Quando há carências nutricionais, o corpo costuma responder com sinais que vão além da balança. Cansaço frequente, alterações de humor, baixa disposição, dificuldade para dormir, queda de cabelo, alterações menstruais e redução da libido indicam que algo precisa de atenção.
“Por isso, eu sempre reforço que a alimentação não influencia apenas o peso corporal. Ela influencia o funcionamento do corpo inteiro”, destaca a nutricionista.
Outro ponto de alerta são os processos de emagrecimento baseados em restrições severas. De acordo com Daniela, dietas extremamente restritivas podem provocar impactos negativos na saúde hormonal e sexual feminina. Isso acontece porque o organismo interpreta a restrição alimentar como uma ameaça, reduzindo gastos energéticos e alterando mecanismos ligados à produção hormonal, à disposição física e ao humor.
“Eu sempre reforço que emagrecimento saudável não deve significar sofrimento ou privação extrema. O corpo feminino precisa de equilíbrio, nutrição e cuidado para funcionar bem, inclusive na saúde sexual”, pontua Daniela.
Considerada uma defensora do emagrecimento sem radicalismos, a nutricionista ressalta que manter uma relação mais leve com a alimentação também favorece a autoestima e a conexão da mulher com o próprio corpo.
“Muitas mulheres vivem em constante autocrítica, insatisfação corporal e pressão estética, e tudo isso afeta a confiança, o prazer e até o desejo sexual”, ressalta.
Maternidade, sobrecarga e autocuidado em segundo plano
Entre as mulheres que mais relatam queda na libido estão mães e profissionais que acumulam múltiplas jornadas. Segundo Daniela, a sobrecarga faz com que muitas deixem a própria saúde em último lugar.
É comum que essas mulheres passem horas sem se alimentar adequadamente, recorram a alimentos ultraprocessados, durmam pouco e convivam diariamente com altos níveis de estresse.
“Com o tempo, o corpo sente esse desgaste.

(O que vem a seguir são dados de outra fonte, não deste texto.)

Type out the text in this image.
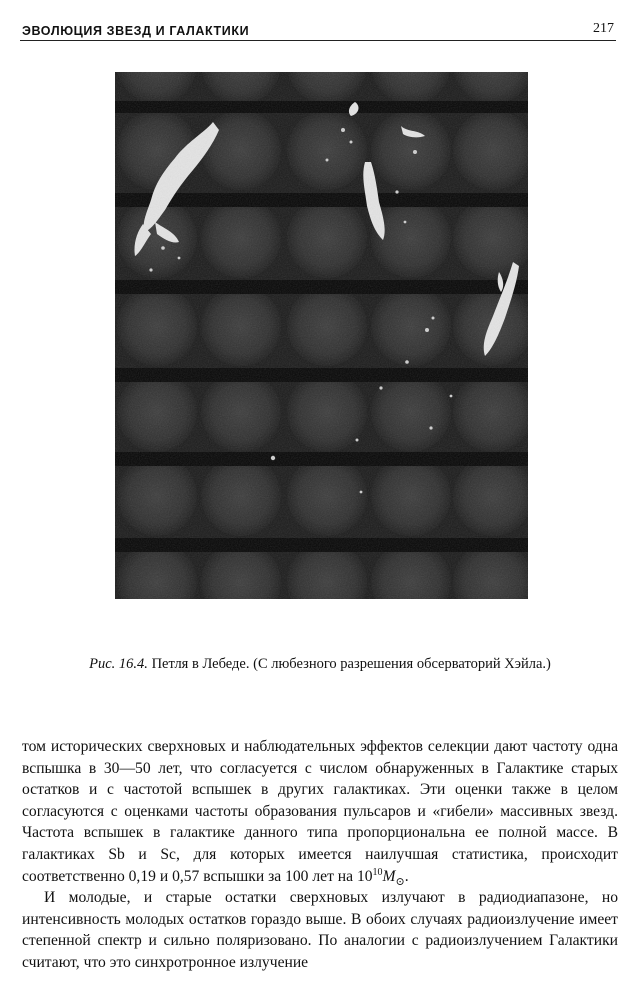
ЭВОЛЮЦИЯ ЗВЕЗД И ГАЛАКТИКИ	217
Рис. 16.4. Петля в Лебеде. (С любезного разрешения обсерваторий Хэйла.)

том исторических сверхновых и наблюдательных эффектов селекции дают частоту одна вспышка в 30—50 лет, что согласуется с числом обнаруженных в Галактике старых остатков и с частотой вспышек в других галактиках. Эти оценки также в целом согласуются с оценками частоты образования пульсаров и «гибели» массивных звезд. Частота вспышек в галактике данного типа пропорциональна ее полной массе. В галактиках Sb и Sc, для которых имеется наилучшая статистика, происходит соответственно 0,19 и 0,57 вспышки за 100 лет на $10^{10}M_⊙$.

И молодые, и старые остатки сверхновых излучают в радиодиапазоне, но интенсивность молодых остатков гораздо выше. В обоих случаях радиоизлучение имеет степенной спектр и сильно поляризовано. По аналогии с радиоизлучением Галактики считают, что это синхротронное излучение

A energia diminui, os hormônios podem sofrer alterações, o cansaço aumenta e o desejo sexual acaba sendo afetado.”
Ela ressalta que o problema se agrava quando a mulher perde os momentos de conexão consigo mesma.
“Além disso, quando a mulher perde momentos de autocuidado e conexão consigo mesma, ela também pode acabar se desconectando do próprio corpo e da própria sexualidade”, complementa.
A libido não deve ser ignorada
Para Daniela Gesteira, a normalização da ausência de desejo sexual pode fazer com que sinais importantes da saúde feminina passem despercebidos por anos.
“Entre os sinais mais comuns estão cansaço excessivo, alterações de humor, ansiedade, dificuldade para dormir, queda de cabelo, inchaço, alterações menstruais, compulsão alimentar, dificuldade para emagrecer, baixa disposição e também a diminuição da libido”, explica.
A especialista reforça que não existe um alimento milagroso capaz de aumentar a libido de forma isolada. Ela também ressalta que as flutuações são normais em fases intensas como o pós-parto ou a menopausa, mas que a exaustão prolongada precisa ser investigada. Por isso, o segredo está na construção de hábitos que promovam equilíbrio físico e emocional.
“Eu gostaria que as mulheres entendessem que o corpo fala o tempo todo e a libido também é um reflexo da saúde física, emocional e hormonal”, alerta.

Para recuperar a energia e o desejo, o primeiro passo prático é olhar para a própria rotina com mais afeto e menos cobrança, diminuindo o açúcar, limpando a alimentação dos excessos de industrializados e procurando ajuda profissional para avaliar taxas nutricionais.
Afinal, como resume Daniela Gesteira, “a queda do desejo não é falta de interesse, mas um sinal de sobrecarga, cansaço, estresse e desconexão consigo mesma”.